Marc Lehmann wrote:
On Fri, Dec 14, 2007 at 12:56:00PM -0800, Scott Lamb <[EMAIL PROTECTED]> wrote:
Tests and results here:

http://www.slamb.org/svn/repos/trunk/projects/socket_tests/index.html

"The UNIX socket API has been standardized for a decade. But the standards
are vague on a lot of critical behavior."

In defendence of the standards (in this case the single unix spec.),
the blocking behaviour is _mandated_ by the SUS, and not following this
behaviour is a bug if the platform claims to follow unix behaviour. Of
course, OS X is quite far from any unix behaviour, so the portability
problem remains.

The problems are, however, far fewer in number if one only tests unix
platforms, which also have problematic behaviours but overall perform much
better than the unix emulation in os x.

I'm not going to get into stupid hairsplitting about what "unix emulation" vs "unix platforms" means, but OS X's networking code was largely inherited from FreeBSD. I would expect older FreeBSD systems to have the same behavior.

However, that page has a lot of problems, for example it requires
non-standard behaviour and declares standard behaviour as "failure", an
example would be:

   read(0) while connecting

   EWOULDBLOCK failure (linux)
   0           failure (os x)

EWOULDBLOCK is not a standard error code, the standard only documents EAGAIN
(which is what linux actually returns).
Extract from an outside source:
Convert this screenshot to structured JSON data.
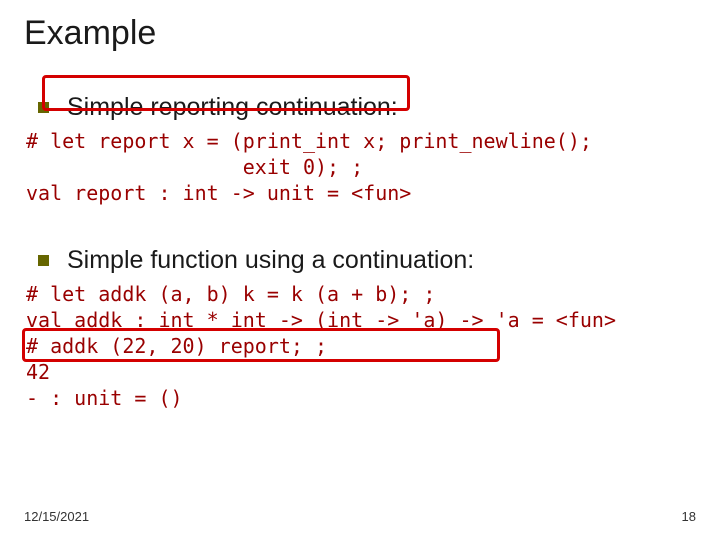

The test expects EINPROGRESS, but
that is not allowed by the unix standard, so a platform actually getting a
green status there would be _broken_.

EWOULDBLOCK is how the Python library reported the error. On Linux, EWOULDBLOCK and EAGAIN are synonymous.


Also, returning 0 is also allowed in this case, so the os x test is also
errornously marked as failing, when, in fact, it is fully standards
compliant.

So while the raw results of that page are very interesting, it would be
more useful if the interpretation as failure or not would not _require_
behaviour that is wrong by de-facto and actual standards.


I chose "failure" vs. "success" criteria rather arbitrarily - especially in the cases where I couldn't find a clear answer in the standard, they were basically just "was it the same as the first platform I tried that test on". I should probably remove the color coding.

If you take a more thorough look at the page, you'll see a note to that effect.